Le film, au fond plutôt sombre, est éclairé par le second rôle de Galina, une jeune Ukrainienne qui vit également à la ferme avec le couple. D’un côté encore très infantile, de l’autre déjà très raisonnable, Galina devient la complice de Pauline. Elle l’encourage, la distrait et lui montre une certaine légèreté de vivre. On les voit danser en boîte ou s’endormir dans les bras l’une de l’autre. Galina est comme une amie, comme la sœur de Pauline qui l’aide sur le chemin de l’émancipation et de la découverte d’elle-même.

Grâce à son charme et son attitude insouciante, cette jeune femme est la chouchoute de tout le monde. Elle fait rire non seulement son entourage, mais aussi, assez souvent, les spectateurs et rend, de ce fait, le film plus léger.

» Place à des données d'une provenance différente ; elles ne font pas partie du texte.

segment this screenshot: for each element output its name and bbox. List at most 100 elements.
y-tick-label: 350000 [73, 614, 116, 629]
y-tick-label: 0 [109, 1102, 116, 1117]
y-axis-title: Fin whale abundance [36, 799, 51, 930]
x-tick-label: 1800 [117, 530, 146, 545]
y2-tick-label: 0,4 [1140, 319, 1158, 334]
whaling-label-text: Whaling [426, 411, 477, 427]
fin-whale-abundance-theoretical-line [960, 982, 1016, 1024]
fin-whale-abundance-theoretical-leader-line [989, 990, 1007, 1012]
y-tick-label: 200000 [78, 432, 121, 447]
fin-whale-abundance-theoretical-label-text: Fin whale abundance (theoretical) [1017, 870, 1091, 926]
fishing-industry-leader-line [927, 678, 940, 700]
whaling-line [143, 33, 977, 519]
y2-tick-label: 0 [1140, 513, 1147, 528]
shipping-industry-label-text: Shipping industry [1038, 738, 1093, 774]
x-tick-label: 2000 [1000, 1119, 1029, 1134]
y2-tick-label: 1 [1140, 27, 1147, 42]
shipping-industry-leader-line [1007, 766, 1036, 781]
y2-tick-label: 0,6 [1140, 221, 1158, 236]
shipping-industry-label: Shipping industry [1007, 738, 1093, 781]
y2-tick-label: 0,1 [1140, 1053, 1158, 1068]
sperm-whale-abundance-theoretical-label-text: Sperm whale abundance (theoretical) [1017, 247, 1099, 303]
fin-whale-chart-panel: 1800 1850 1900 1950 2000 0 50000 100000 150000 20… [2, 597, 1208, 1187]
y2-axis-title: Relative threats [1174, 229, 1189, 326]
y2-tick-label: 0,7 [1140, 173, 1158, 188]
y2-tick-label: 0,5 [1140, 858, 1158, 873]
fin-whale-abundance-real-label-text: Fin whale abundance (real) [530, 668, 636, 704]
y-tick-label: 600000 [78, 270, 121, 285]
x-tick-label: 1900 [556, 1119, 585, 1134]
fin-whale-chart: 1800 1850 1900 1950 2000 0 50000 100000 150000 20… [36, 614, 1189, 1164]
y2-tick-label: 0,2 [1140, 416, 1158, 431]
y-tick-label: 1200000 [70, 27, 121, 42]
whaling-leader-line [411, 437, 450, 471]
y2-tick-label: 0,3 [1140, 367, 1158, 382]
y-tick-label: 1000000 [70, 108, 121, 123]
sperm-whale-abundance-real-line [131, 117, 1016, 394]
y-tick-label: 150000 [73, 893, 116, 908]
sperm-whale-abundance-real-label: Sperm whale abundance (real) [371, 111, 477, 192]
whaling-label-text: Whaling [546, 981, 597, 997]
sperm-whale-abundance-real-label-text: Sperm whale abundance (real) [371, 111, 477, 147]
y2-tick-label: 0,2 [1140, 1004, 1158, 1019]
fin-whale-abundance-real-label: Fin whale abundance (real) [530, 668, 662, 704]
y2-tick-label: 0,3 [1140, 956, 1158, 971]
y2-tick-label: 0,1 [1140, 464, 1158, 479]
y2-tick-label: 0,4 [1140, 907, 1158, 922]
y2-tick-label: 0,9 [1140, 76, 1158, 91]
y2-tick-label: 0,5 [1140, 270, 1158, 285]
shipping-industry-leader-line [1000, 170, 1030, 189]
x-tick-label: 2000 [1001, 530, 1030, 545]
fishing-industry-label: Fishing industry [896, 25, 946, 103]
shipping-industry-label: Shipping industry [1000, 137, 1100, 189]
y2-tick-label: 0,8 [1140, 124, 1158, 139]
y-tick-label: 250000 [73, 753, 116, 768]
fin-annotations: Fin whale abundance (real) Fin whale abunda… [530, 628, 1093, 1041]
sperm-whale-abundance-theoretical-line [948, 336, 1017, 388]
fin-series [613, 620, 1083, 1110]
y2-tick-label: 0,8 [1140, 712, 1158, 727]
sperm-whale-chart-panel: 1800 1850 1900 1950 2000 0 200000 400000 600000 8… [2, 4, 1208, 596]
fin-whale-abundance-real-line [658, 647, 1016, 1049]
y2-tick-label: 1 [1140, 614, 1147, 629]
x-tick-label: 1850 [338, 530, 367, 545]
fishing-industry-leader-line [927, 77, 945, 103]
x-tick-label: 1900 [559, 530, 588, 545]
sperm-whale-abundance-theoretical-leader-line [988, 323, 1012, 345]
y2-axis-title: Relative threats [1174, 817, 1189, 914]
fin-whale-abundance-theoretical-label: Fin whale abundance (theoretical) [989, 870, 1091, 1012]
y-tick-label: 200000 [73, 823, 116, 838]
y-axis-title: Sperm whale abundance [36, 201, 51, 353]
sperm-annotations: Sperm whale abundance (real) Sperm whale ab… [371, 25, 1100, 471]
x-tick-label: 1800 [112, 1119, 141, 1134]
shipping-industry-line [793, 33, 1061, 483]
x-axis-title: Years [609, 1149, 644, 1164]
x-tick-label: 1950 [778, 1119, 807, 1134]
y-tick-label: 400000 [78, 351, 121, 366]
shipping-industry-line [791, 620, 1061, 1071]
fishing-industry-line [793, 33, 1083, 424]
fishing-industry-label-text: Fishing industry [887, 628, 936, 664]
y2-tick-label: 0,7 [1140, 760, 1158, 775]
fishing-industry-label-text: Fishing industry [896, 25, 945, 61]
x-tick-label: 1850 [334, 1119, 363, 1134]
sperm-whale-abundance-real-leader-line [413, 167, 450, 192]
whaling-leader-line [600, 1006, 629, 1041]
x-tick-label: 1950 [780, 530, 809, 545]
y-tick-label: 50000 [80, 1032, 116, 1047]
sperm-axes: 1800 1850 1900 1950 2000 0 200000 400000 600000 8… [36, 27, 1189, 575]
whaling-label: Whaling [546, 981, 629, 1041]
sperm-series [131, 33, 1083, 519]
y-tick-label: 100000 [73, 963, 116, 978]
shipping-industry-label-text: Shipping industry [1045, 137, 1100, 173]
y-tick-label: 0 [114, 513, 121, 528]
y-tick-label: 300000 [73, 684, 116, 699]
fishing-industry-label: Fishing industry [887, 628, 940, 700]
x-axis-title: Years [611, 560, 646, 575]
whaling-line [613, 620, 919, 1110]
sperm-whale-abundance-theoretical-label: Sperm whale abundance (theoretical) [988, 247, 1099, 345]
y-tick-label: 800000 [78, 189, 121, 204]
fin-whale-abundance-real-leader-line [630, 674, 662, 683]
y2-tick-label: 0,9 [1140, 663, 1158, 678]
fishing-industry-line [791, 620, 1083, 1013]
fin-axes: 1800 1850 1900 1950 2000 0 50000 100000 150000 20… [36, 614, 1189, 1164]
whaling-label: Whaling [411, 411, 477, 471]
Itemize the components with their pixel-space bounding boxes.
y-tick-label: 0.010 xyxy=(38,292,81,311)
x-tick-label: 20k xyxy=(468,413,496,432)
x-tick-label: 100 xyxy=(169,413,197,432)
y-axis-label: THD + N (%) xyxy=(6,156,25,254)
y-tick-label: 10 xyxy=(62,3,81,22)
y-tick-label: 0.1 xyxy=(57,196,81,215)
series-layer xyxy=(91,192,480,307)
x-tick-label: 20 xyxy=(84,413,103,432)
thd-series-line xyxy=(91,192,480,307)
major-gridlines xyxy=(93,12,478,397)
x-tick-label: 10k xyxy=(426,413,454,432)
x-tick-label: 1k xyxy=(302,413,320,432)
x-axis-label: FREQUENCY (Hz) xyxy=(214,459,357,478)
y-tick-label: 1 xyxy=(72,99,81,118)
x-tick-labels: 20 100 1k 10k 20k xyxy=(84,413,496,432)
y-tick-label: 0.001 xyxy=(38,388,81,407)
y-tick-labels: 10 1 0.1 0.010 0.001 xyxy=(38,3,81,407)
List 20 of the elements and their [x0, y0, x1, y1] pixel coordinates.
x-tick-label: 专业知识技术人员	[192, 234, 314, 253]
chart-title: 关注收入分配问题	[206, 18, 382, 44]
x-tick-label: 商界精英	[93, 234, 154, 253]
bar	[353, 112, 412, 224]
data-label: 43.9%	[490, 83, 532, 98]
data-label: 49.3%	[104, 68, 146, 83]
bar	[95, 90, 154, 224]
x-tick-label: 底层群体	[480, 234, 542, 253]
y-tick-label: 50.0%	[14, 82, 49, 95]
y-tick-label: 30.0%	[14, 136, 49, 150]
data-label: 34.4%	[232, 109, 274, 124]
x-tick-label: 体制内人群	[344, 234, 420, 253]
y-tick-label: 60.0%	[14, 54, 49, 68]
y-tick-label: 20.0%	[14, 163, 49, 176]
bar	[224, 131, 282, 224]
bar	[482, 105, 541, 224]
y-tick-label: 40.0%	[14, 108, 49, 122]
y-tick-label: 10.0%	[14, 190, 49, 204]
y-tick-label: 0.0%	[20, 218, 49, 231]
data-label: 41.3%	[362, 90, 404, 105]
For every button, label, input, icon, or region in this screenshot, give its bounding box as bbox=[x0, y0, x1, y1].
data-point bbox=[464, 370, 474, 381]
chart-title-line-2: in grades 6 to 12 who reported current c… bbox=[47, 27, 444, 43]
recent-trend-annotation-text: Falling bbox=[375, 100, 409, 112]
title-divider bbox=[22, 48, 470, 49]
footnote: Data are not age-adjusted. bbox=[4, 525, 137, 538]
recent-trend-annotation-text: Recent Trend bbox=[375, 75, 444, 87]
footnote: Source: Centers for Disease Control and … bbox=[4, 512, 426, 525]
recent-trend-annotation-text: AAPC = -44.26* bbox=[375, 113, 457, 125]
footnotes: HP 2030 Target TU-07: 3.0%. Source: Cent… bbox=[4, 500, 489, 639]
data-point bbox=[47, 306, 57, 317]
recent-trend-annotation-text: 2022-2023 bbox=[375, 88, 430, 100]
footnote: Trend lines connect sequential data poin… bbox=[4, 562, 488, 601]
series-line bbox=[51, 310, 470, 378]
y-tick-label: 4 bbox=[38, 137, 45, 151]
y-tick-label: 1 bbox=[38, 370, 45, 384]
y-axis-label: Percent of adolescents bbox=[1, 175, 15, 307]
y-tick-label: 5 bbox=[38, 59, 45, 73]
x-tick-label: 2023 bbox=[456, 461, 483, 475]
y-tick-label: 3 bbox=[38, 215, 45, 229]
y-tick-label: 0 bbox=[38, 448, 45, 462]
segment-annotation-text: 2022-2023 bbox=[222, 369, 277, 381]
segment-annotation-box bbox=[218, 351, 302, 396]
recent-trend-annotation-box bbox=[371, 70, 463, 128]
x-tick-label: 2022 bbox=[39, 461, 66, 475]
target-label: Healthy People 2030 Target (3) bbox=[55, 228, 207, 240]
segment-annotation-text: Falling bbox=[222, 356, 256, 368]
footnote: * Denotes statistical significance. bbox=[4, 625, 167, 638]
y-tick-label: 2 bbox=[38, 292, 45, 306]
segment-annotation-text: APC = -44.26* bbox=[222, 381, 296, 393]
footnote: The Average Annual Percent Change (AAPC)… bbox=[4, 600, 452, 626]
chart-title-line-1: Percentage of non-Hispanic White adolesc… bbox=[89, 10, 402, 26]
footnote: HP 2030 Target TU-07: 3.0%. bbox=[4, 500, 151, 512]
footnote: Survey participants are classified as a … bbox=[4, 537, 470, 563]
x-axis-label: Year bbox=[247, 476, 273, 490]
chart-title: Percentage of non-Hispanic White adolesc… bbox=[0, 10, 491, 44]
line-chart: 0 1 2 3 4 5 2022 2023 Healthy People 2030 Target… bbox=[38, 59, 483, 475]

La réalisatrice joue remarquablement avec les éléments de la nature. Premièrement, c’est le vent qui fait se dérouler le film. Il souffle parfois d’une façon légère et calme, parfois il est très agité, presque dangereux. Le vent représente la métaphore du changement ; tout d’abord le changement personnel de Pauline, mais il symbolise également un changement plus profond. Bettina Oberli veut faire allusion au monde qui est en train de changer. Elle reprend des sujets liés à l’écologie et veut par ce biais montrer qu’il faut se réorienter et agir.

De plus, la réalisatrice travaille avec le brouillard comme élément symbolique. Il apparaît au Creux du Van, quand Pauline veut montrer à Samuel et Galina le beau paysage des montagnes jurassiennes. Le brouillard fait tout disparaître et évoque une situation inquiétante. Il représente l’incertitude de la protagoniste et la peur de se perdre.

Dans l’ensemble, Le Vent Tourne est un film à double facette ; d’un côté perçu comme un divertissement grâce à la romance liant les deux personnages principaux, il pousse de l’autre à la réflexion dans le sens où ce long-métrage amène le spectateur à réfléchir sur les questions liées notre présent.

Le Vent Tourne, Suisse, 2018 – Réalisation : Bettina Oberli. Scénario : Bettina Oberli, Antoine Jaccoud Image : Stéphane Kuthy. Avec : Nuno Lopes, Mélanie Thierry, Pierre Deladonchamps, Anastasia Shevtsova . Durée : 1h27mn.

Katharina Söll (23) est étudiante de français et de biologie à l’université de Tübingen. Pendant le festival, elle a surtout été impressionnée par les discutions intéressantes et profondes après les projections.